Furthermore, the pooled incidence of ALI among COVID-19 patients was estimated using six studies [20, 22, 24, 25, 27, 28]. From these studies, the incidence of ALI among hospitalized COVID-19 patients was 22.77% (95%CI = 14.05, 31.48) (Fig. 6). Egger’s statistical test revealed that there is no publication bias among the included studies (β = 5.98, P value = 0.394). The pooled incidence of acute complication of COVID-19 is summarized and shown in Table 2.

Univariate meta-regression analysis was conducted using the aggregated mean age of study level variables using the random-effects model.

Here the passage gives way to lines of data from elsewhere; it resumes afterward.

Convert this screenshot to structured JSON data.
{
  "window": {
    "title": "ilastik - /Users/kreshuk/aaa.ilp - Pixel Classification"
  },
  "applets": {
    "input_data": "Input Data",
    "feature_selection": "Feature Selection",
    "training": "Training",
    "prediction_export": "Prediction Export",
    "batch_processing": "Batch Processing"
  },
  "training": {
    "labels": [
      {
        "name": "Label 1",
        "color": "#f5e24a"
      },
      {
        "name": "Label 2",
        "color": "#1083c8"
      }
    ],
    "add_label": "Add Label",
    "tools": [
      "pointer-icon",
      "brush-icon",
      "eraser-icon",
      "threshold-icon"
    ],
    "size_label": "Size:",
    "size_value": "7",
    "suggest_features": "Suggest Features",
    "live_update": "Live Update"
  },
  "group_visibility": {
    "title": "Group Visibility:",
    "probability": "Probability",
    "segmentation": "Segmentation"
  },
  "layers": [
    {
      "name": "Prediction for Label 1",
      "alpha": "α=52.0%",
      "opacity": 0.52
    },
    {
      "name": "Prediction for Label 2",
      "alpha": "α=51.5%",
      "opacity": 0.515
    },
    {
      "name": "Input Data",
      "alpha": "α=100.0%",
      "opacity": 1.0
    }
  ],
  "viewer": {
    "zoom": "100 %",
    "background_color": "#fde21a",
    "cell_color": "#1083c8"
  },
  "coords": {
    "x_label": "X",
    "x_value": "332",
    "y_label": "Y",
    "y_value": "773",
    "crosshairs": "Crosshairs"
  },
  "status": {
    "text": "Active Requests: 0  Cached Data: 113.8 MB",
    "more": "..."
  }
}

This meta-regression analysis evidenced that the mean age and the incidence of acute complication of 2019 novel coronavirus patients are statistically significant. As shown in the bubble plot (Fig. 7), the mean age and incidence of ARDS had a linear relationship. As the mean age increased by 1 year, the incidence of developing ARDS complications among COVID-19 patients would increase by a factor of 2.9 (β = 2.9, 95%CI 2.4–3.4) times, with a total incidence of ARDS complication of hospitalized COVID-19 patients explained by the covariate mean age of 88% (R² = 87.62). Besides, the mean age and incidence of ACI among hospitalized COVID-19 patients had a linear relationship. The incidence of ACI complications among COVID-19 patients increased by a factor of 1.6 (β = 1.63, 95%CI 1.1–2.2) times as the mean age increased by 1 year with model adjusted R² of 85%. The mean age and incidence of AKI had a statistically significant linear relationship. The likelihood of developing AKI would increase by a factor of 0.4 (β = 0.4, 95%CI 0.04–0.72) times as the mean age increased by 1 year, with an incidence of AKI explained by the mean age of 54% (R² = 54.07) (Table 3).

This study was identified as the pooled evidence of adverse clinical complications of COVID-19. Besides, the study shows the association between age and each adverse complication used to timely interventions. The first limitation of this review was few studies were included for the evaluation of adverse complications and no studies were included outside China. Second, substantial statistically significant heterogeneity was observed across studies that undermine the pooled estimate of COVID-19 complications which suggests that chance could be responsible for between-study variability. These heterogeneities could be due to different study designs, sample size variations, and age variations among the included study participants. Since all studies were from China, it will limit the generalizability to other contents.